Du beau monde pour l’«Annual Exchange of ideas Conference» organisée à Marrakech à l’initiative du CAM.

Cette édition, qui a réuni des experts de renom et une centaine d’entreprises marocaines, a été caractérisée notamment par la présentation et l’analyse des événements marquants des marchés de capitaux nationaux et internationaux durant les neuf premiers mois de l’année en cours. Les intervenants ont ainsi planché sur des sujets traduisant à la fois les attentes et les soucis de l’auditoire, dont la global macro et l’impact sur le cours des changes et de commodities, les perspectives de quelques devises majeures et la relation entre l’industrie des «Hedge funds» et l’évolution des cours des matières premières. La place que doit occuper le risk management dans l’organisation des entreprises exposées aux aléas des marchés et les mécanismes de prédiction et de décision pour la couverture dans l’industrie céréalière ont été les deux autres thématiques développées par les experts. 

L’accent a ainsi été mis sur l’importance d’une gestion efficiente des risques et le suivi des facteurs globaux y afférents, notamment ceux liés aux changements climatiques, aux événements géopolitiques et aux cycles économiques ainsi qu’à leurs impacts sur les prix des matières premières. Aux yeux des experts, la lecture des courbes des taux confirme la corrélation entre la croissance et les niveaux des taux à long terme et reflète à la fois l’optimisme et la sérénité des marchés quant à la croissance économique dans la majorité des pays développés.

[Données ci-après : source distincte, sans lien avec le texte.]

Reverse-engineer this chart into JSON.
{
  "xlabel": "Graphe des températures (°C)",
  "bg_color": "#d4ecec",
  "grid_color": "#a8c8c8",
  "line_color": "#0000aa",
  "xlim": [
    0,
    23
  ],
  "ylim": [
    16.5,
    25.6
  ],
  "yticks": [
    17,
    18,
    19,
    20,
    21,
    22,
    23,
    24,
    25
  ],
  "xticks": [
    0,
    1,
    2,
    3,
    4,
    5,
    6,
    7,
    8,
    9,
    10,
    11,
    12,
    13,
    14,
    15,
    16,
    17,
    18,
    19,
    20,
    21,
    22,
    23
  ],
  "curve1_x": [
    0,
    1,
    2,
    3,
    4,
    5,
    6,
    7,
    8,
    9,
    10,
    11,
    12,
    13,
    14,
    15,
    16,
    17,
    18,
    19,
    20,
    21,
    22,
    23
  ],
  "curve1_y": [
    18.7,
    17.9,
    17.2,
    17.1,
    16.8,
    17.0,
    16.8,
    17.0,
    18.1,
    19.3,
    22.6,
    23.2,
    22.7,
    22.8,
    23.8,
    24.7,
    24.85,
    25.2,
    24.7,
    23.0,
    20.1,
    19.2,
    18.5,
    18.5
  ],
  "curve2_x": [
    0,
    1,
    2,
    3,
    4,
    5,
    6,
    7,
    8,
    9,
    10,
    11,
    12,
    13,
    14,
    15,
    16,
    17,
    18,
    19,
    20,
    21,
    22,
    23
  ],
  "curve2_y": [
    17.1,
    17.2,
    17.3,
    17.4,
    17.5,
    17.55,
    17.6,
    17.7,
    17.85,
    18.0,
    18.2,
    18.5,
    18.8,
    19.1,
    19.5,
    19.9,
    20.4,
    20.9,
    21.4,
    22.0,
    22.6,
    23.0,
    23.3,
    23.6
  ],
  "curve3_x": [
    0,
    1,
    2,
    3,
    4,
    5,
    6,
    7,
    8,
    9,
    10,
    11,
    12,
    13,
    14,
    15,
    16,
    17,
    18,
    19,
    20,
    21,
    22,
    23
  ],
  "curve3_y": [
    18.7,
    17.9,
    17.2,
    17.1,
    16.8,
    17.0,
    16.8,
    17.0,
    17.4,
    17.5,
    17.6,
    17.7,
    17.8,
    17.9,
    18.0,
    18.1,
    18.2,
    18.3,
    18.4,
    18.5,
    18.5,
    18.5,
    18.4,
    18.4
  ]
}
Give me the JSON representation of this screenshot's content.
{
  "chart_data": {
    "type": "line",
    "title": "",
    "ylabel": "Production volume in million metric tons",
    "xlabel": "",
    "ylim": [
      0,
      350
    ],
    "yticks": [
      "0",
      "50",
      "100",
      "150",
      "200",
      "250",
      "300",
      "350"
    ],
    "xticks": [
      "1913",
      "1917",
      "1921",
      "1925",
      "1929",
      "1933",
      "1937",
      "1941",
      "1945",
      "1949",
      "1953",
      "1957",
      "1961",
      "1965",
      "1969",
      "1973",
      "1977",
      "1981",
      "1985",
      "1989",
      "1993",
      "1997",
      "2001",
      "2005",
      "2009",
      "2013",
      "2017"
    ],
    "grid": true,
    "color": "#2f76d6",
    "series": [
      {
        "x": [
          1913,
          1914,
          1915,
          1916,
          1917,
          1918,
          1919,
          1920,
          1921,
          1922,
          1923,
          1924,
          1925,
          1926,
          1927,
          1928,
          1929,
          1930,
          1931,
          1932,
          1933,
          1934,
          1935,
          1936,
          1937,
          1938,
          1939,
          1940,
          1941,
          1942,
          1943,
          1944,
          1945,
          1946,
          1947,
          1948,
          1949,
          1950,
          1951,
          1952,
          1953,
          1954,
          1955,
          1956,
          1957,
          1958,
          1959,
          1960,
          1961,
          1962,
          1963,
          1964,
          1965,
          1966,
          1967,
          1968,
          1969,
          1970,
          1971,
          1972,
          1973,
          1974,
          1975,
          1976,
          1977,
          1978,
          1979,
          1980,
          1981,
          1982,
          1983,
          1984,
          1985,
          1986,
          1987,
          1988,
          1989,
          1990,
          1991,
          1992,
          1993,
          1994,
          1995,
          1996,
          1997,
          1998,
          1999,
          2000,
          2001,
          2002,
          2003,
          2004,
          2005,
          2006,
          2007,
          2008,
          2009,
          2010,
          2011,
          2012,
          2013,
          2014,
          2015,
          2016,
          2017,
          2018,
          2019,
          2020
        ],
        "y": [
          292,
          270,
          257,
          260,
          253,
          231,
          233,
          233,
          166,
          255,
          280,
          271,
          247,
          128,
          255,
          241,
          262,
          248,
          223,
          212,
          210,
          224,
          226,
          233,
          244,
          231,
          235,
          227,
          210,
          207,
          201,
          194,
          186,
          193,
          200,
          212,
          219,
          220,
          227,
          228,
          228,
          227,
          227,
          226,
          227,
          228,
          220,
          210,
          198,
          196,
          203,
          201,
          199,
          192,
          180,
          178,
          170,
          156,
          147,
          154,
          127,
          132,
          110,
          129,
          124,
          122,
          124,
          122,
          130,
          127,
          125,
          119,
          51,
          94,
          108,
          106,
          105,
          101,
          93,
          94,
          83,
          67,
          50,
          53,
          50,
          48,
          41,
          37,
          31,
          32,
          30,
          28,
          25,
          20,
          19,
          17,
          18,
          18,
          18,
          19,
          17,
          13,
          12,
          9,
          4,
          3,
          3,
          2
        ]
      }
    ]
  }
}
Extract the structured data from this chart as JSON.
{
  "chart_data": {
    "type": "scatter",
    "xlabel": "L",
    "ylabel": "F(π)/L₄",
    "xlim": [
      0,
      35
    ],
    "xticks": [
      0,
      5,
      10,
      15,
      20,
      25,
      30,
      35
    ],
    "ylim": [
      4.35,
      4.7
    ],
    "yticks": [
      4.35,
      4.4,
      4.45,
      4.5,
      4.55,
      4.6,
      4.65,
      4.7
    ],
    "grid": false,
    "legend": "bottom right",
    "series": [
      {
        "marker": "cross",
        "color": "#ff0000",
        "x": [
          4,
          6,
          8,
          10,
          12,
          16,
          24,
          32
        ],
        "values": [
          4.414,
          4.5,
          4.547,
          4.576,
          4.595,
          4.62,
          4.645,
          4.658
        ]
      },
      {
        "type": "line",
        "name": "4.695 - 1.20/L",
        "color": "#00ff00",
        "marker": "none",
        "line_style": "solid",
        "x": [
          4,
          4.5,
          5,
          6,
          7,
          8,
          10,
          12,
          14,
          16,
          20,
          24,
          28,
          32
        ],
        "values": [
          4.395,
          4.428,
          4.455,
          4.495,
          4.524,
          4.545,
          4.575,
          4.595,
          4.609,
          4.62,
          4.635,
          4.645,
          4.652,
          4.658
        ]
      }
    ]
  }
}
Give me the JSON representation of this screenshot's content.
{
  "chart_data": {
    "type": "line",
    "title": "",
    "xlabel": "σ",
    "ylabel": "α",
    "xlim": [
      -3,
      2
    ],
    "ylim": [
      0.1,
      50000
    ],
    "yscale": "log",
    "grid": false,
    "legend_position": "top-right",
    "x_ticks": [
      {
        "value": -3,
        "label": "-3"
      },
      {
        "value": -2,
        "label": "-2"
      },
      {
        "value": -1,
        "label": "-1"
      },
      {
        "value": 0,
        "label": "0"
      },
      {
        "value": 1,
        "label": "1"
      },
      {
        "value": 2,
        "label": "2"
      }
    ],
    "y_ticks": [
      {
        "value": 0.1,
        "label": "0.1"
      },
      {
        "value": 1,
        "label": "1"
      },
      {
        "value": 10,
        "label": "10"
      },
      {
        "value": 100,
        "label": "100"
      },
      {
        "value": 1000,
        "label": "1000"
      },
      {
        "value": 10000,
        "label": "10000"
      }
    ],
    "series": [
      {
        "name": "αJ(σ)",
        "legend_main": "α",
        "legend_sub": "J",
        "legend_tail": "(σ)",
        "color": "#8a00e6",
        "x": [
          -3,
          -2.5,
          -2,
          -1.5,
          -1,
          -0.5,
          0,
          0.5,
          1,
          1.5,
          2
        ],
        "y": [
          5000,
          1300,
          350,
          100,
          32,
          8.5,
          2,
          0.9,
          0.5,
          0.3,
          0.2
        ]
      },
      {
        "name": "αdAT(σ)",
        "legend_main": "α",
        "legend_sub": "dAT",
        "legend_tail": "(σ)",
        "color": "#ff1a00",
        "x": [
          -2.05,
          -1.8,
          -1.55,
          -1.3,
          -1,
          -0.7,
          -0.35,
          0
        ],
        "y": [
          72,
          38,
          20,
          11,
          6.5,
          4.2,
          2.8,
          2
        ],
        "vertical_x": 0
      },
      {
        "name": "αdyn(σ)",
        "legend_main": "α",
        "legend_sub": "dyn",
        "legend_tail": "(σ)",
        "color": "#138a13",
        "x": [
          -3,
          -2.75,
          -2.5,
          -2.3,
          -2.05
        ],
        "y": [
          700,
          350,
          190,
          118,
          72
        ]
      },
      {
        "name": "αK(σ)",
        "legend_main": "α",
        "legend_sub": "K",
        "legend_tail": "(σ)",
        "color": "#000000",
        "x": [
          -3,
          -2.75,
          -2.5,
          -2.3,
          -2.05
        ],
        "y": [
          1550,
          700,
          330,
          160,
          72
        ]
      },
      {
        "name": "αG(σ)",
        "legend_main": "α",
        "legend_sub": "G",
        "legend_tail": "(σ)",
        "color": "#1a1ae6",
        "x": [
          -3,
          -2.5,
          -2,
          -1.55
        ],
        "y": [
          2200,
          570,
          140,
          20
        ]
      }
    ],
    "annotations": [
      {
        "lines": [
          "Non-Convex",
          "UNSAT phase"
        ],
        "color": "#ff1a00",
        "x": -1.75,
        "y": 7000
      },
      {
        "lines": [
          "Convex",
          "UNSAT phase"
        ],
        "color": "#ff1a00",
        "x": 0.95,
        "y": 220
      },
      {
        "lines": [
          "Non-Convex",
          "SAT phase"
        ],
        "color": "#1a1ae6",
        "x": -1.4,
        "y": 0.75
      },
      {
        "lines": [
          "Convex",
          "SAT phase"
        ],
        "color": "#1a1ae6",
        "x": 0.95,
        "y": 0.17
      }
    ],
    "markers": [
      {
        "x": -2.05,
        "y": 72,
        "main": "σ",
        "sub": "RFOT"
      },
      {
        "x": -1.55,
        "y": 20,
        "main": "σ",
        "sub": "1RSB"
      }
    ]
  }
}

Ce forum a aussi été l’occasion pour les experts de faire le point sur la gestion de la volatilité de certaines devises africaines, tels le dirham, le franc CFA, la livre égyptienne, le dinar tunisien ou le naira nigérian.  À partir de ce panorama, ils sont sortis avec des recommandations sur les stratégies de couverture possibles par pays et les limites intrinsèques que représentent certaines monnaies. D’autre part, la question de l’évolution qu’a connue l’industrie des «Hedge funds» durant la dernière décennie a été longuement débattue compte tenu de l’engouement grandissant des investisseurs pour la gestion alternative. Le constat général qui s’est dégagé toutefois des interventions des analystes est que les différentes études ont démontré la faiblesse, voire l’inexistence, de l’impact de cette industrie sur l’évolution des prix des matières premières. Pour ce qui est de la filière céréalière, les échanges ont gravité, entre autres, autour des soft commodities et oléagineux ainsi que du comportement protectionniste des principaux pays producteurs. Dans ce contexte, le président du directoire du CAM, Tariq Sijilmassi, a réitéré le soutien «de bout en bout» à tous les acteurs de la filière. Le Crédit Agricole a également réaffirmé sa forte implication dans l’accompagnement de l’ensemble des industriels et des opérateurs engagés dans le commerce extérieur en mettant à leur disposition des solutions adaptées à leurs problématiques liées à la gestion des risques des marchés. Par ailleurs, les opérateurs économiques soucieux de la nécessité d’adopter une véritable politique de couverture du risque ont pu s’imprégner des meilleures pratiques de gestion des risques de marchés présentées par un panel d’experts internationaux spécialisés dans les matières premières.  

Cette rencontre est d’une importance capitale dans la mesure où elle a réuni un parterre de grands clients qui opèrent dans le commerce international et dans le secteur des matières premières agricoles et non agricoles ainsi que des experts du cabinet «RJ O’Brien», leader mondial sur la Bourse de Chicago aux États-Unis, a confié au «Matin Eco» Mohamed Fakhredine, responsable au CAM. Le Maroc, qui importe près de 93% de ses besoins énergétiques, «est tenu de suivre de très près l’évolution des marchés mondiaux» qui «offrent des mécanismes financiers pour couvrir le risque lié aux évolutions des prix», a expliqué le responsable.